The method uses vibrational microspectroscopic technology, including Fourier transform infrared (FT-IR) and Raman microspectroscopy. By using advanced statistical methods, researchers can filter out “noise” such as, for example, natural variations. This results in a better overview and allows researchers to focus on the important factors.
“This method is well-suited for studying biological samples, since it does not damage the sample, does not require external markers such as antibody labels, and can be used in microscopy settings. The method can for example be used to determine which cell types are affected in a certain tissue, where and how”, says András Gorzsás, researcher at the Department of Chemistry and co-author of the article.
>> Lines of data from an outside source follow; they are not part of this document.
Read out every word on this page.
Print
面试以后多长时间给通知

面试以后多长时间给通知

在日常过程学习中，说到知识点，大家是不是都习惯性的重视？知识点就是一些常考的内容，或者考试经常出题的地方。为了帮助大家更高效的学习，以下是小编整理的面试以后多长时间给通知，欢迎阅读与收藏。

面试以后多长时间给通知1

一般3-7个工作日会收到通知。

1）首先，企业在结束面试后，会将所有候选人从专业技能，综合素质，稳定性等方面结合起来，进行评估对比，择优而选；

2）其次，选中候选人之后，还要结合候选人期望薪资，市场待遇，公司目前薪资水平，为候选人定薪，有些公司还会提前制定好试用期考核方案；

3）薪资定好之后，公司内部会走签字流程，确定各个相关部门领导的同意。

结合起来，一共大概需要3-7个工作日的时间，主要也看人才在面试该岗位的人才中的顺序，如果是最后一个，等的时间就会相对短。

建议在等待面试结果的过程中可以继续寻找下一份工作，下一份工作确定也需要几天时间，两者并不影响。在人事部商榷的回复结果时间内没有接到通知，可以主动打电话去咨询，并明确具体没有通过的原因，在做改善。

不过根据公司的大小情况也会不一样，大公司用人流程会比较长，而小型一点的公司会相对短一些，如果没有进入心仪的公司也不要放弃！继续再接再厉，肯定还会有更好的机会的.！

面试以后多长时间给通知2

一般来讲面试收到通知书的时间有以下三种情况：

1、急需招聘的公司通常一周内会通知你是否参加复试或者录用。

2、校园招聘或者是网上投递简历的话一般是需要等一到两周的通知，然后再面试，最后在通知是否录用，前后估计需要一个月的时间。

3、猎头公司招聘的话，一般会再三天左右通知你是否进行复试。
The researchers also describe how orthogonal projections to latent structures discriminant analysis (OPLS-DA) enables them to handle multiple variables simultaneously and thus analyse complex data from vibrational microspectroscopy of the pancreas. Using this method, which until now has been used primarily to study plant tissues, the researchers show that it is possible to discover previously unknown biochemical changes in the pancreas during disease development. In addition, previously known changes in the tissue may also be detected, but at even earlier stages of disease progression compared to what has been described by other techniques.
“By using this method we can create biochemical fingerprints of all changes occurring in the pancreas. The fingerprints inform us of what cell type we are looking at, which animal model it comes from and how far the disease has progressed. These fingerprints are so precise that even unknown samples can be classified if there is available reference material”, says Ulf Ahlgren, Professor of Molecular Medicine and co-author of the article.
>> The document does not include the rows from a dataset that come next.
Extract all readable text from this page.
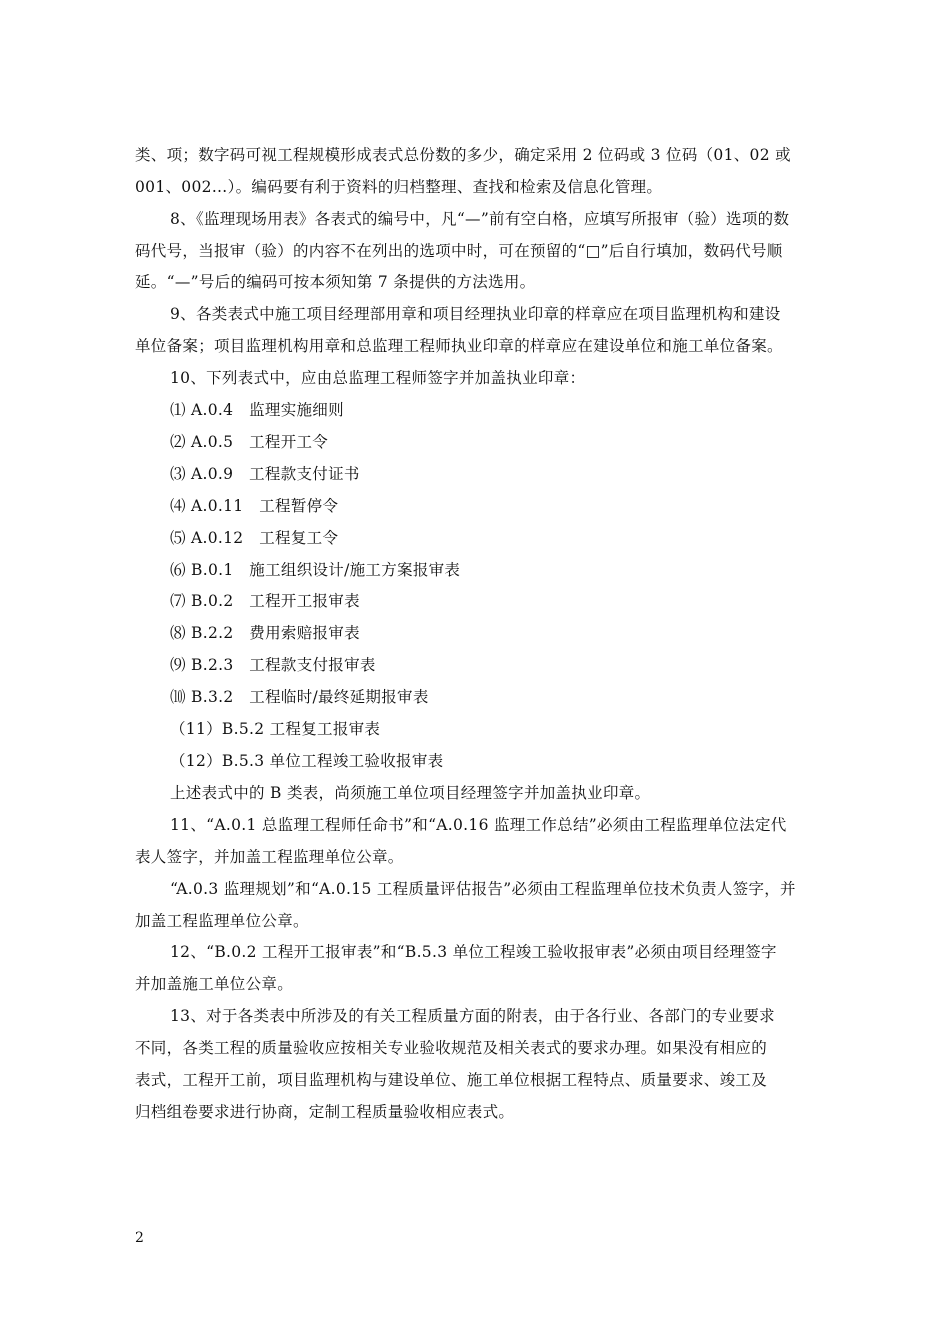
类、项；数字码可视工程规模形成表式总份数的多少，确定采用 2 位码或 3 位码（01、02 或
001、002…）。编码要有利于资料的归档整理、查找和检索及信息化管理。
8、《监理现场用表》各表式的编号中，凡“—”前有空白格，应填写所报审（验）选项的数
码代号，当报审（验）的内容不在列出的选项中时，可在预留的“□”后自行填加，数码代号顺
延。“—”号后的编码可按本须知第 7 条提供的方法选用。
9、各类表式中施工项目经理部用章和项目经理执业印章的样章应在项目监理机构和建设
单位备案；项目监理机构用章和总监理工程师执业印章的样章应在建设单位和施工单位备案。
10、下列表式中，应由总监理工程师签字并加盖执业印章：
⑴ A.0.4　监理实施细则
⑵ A.0.5　工程开工令
⑶ A.0.9　工程款支付证书
⑷ A.0.11　工程暂停令
⑸ A.0.12　工程复工令
⑹ B.0.1　施工组织设计/施工方案报审表
⑺ B.0.2　工程开工报审表
⑻ B.2.2　费用索赔报审表
⑼ B.2.3　工程款支付报审表
⑽ B.3.2　工程临时/最终延期报审表
（11）B.5.2 工程复工报审表
（12）B.5.3 单位工程竣工验收报审表
上述表式中的 B 类表，尚须施工单位项目经理签字并加盖执业印章。
11、“A.0.1 总监理工程师任命书”和“A.0.16 监理工作总结”必须由工程监理单位法定代
表人签字，并加盖工程监理单位公章。
“A.0.3 监理规划”和“A.0.15 工程质量评估报告”必须由工程监理单位技术负责人签字，并
加盖工程监理单位公章。
12、“B.0.2 工程开工报审表”和“B.5.3 单位工程竣工验收报审表”必须由项目经理签字
并加盖施工单位公章。
13、对于各类表中所涉及的有关工程质量方面的附表，由于各行业、各部门的专业要求
不同，各类工程的质量验收应按相关专业验收规范及相关表式的要求办理。如果没有相应的
表式，工程开工前，项目监理机构与建设单位、施工单位根据工程特点、质量要求、竣工及
归档组卷要求进行协商，定制工程质量验收相应表式。
2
The method can be used to analyse both mice and human pancreas from the outside the organ, i.e. without the need to obtain tissue samples. Moreover, the researchers demonstrate in a transplantation experiment that pancreatic tissue (the so-called Islets of Langerhans) may be studied in vivo. In addition to studying mechanistic aspects of diabetes development and manifestation, the researchers hope that the method can be used to develop better prognostic and diagnostic tools for diabetes.
“I believe this possibility to study pancreatic tissue and especially the biochemistry of the insulin-producing Islets of Langerhans in the living organism is a very interesting opportunity for diabetes research. The method could prove useful for example to study the direct effects of anti-diabetic therapies on the biochemical composition and function of insulin-producing cells”, says Ulf Ahlgren.
The researchers are also hopeful that their findings can lay the foundations for developing better tools for identifying cancer tissue to be surgically removed as part of pancreatic cancer treatment. The study was a collaborative effort with researchers at NTNU in Trondheim, Norway, and Karolinska institutet. The research was made possible by funding from the Swedish Research Council and the Kempe Foundations.